During the summer, parents attend one or two "Open Houses" at which they view their children's work, participate in planned activities, and evaluate the program. At a recent open house, teachers set up learning centers in each classroom that represented Howard Gardner's theory of multiple intelligences (e.g., musical or kinesthetic); in one, parents learned how to write a song using a keyboard, viewed songs written by students, and were encouraged to write a song with their children. Some parents also volunteer during summer school to work with students individually or become "reading partners."
A local bookstore and two restaurants offer rewards for student achievement and food for parent involvement sessions. Each time a parent reports that a child has read five books, the student receives a coupon redeemable for one book at the participating bookstore. McDonald's and a local pizza place also offer coupons. The Kiwanis Club provides child care during the parent meetings.
- Professional environment. The summer school staff consists mainly of trained professionals who work on an extended contract. Staff development for the summer school consists of one full day of training with one and a half days allotted for setting up and planning. After a training session introduced teachers and aides to "multiple intelligences" research and theories, teachers were encouraged to use the theories to assess each student's strengths and find ways to build on them. Staff usually receive one and a half hours a day to plan, organize, and assess their daily activities.
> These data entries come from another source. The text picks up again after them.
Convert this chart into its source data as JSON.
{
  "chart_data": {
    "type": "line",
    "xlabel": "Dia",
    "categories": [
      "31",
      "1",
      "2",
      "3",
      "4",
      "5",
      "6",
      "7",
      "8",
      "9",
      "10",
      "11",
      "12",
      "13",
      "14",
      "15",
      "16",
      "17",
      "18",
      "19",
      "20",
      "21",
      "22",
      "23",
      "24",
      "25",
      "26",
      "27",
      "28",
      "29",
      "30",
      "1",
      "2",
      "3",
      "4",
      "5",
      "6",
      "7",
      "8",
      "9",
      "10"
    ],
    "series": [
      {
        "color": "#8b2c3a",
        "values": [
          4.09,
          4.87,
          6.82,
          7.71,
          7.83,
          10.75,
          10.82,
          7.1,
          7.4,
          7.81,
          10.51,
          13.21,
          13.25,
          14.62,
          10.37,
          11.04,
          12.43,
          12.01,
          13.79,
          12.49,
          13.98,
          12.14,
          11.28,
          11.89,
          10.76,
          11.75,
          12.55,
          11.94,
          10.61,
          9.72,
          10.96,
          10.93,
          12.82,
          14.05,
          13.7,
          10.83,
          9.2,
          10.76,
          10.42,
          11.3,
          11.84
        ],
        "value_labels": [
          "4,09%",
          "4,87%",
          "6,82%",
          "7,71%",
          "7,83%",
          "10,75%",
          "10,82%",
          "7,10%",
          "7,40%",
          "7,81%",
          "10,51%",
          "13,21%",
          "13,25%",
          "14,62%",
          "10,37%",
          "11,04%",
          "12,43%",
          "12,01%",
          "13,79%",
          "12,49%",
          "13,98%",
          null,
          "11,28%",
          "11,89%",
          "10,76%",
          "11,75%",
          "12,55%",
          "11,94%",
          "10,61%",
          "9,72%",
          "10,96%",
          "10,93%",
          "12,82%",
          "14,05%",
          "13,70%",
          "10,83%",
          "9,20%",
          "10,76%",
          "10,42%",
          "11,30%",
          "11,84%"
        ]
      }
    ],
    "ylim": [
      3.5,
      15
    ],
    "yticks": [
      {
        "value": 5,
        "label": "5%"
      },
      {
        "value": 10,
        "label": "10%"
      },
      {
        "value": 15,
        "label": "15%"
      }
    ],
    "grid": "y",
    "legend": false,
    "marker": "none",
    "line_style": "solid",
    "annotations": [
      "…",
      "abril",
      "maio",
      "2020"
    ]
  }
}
- Funding. The summer program's $35,850 budget comes entirely from the Beaverton Title I program. The per-pupil expenditure is about $652. District buses provide transportation, but Title I funds pay for their use. The Beaverton school district supplies the site, within an already-existing summer school; it also offers copying privileges and some administrative support. Beaverton does not have a Title I program for private school students during the regular term.
- Assessment and accountability. Teachers use frequent portfolio assessments to encourage students to review their own work critically and observe progress made over the course of the summer. The program uses a "Reading Miscue Inventory" to provide pre- and post-test results that measure student progress. Students show consistent gains in use of effective reading strategies such as backtracking (re-reading difficult passages), making meaningful substitutions, and self-correcting. Results from student self-assessments also indicate that students' perceptions of themselves as learners are enhanced by the summer school experience. Anecdotal information from principals and teachers indicates that the program improves student performance and self-esteem.